Another highlight of the conference for me as an early career attendee was the Early Career Development Course (ECDC). This course was a standout this year, and well worth the investment of the registration fee.
The program started off with an inspiring keynote address by Dr. Ken Ottenbacher about the characteristics of successful scholars. Next, we changed gears and Drs. Dawn Neumann and Amy Harrold introduced the process of creating an individual development plan (IDP) to support career planning and goal attainment.
We discussed all of the components of the IDP until lunch, when we sat with mentors who discussed different topics. After lunch, we learned about funding opportunities for early career researchers from funding agencies, including Dr.

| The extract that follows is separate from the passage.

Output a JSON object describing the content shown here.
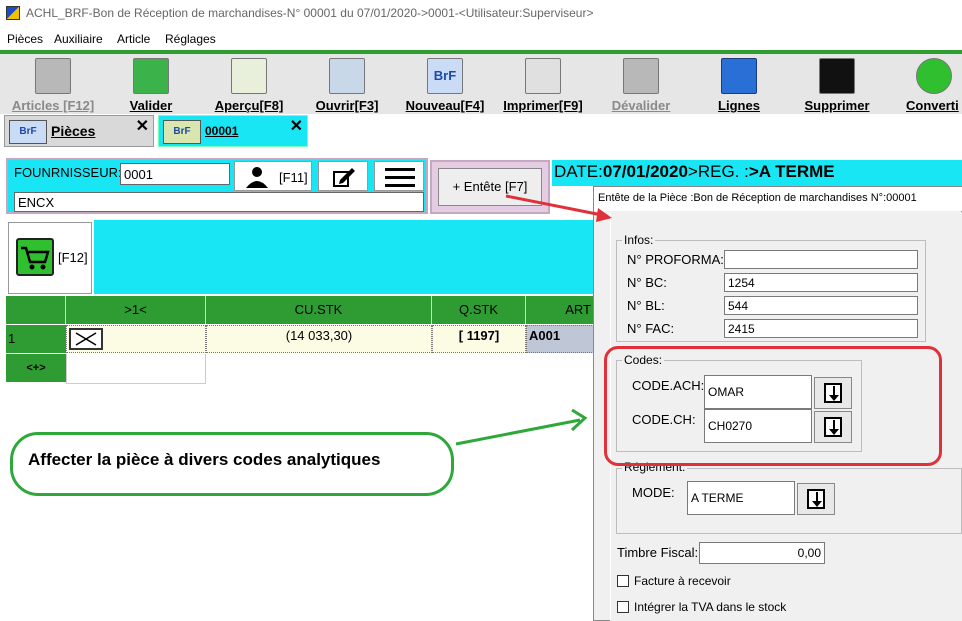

Ralph Nitkin from NCMRR, Dr. Brian Schultz from the VA, and Dr. Cate Miller from NIDILRR. We also heard from early career researchers who had been successful in attaining funding through these mechanisms.
For the remainder of the afternoon, we returned to our small group discussions about the IDP. At the end of the day, we headed over to the Expo Hall for the Early Career Reception, where we connected with the leaders of the various ACRM Interdisciplinary Special Interest Groups (ISIGs) and Networking Groups (NGs). Never before have I attended a conference where the organization’s leaders are so accessible, especially for a student like myself.
An action-packed two days, and the conference had not even officially begun! I spent the next three days going to lots of educational sessions, checking out poster presentations, and networking.
I chatted with people about post-doctoral fellowship opportunities and faculty positions, learned about research that will inform my dissertation work, and attended the Military and Veterans Affairs Networking Group meeting.
As I left the Hilton Anatole and headed to the airport on Friday afternoon, I felt so excited thinking about all the great progress that is happening in rehabilitation research and energized to continue my own work. ACRM offers so many opportunities to get involved and connect with others, especially for Early Career members, and that is what I like most about the conference. Looking forward to 2016 in Chicago!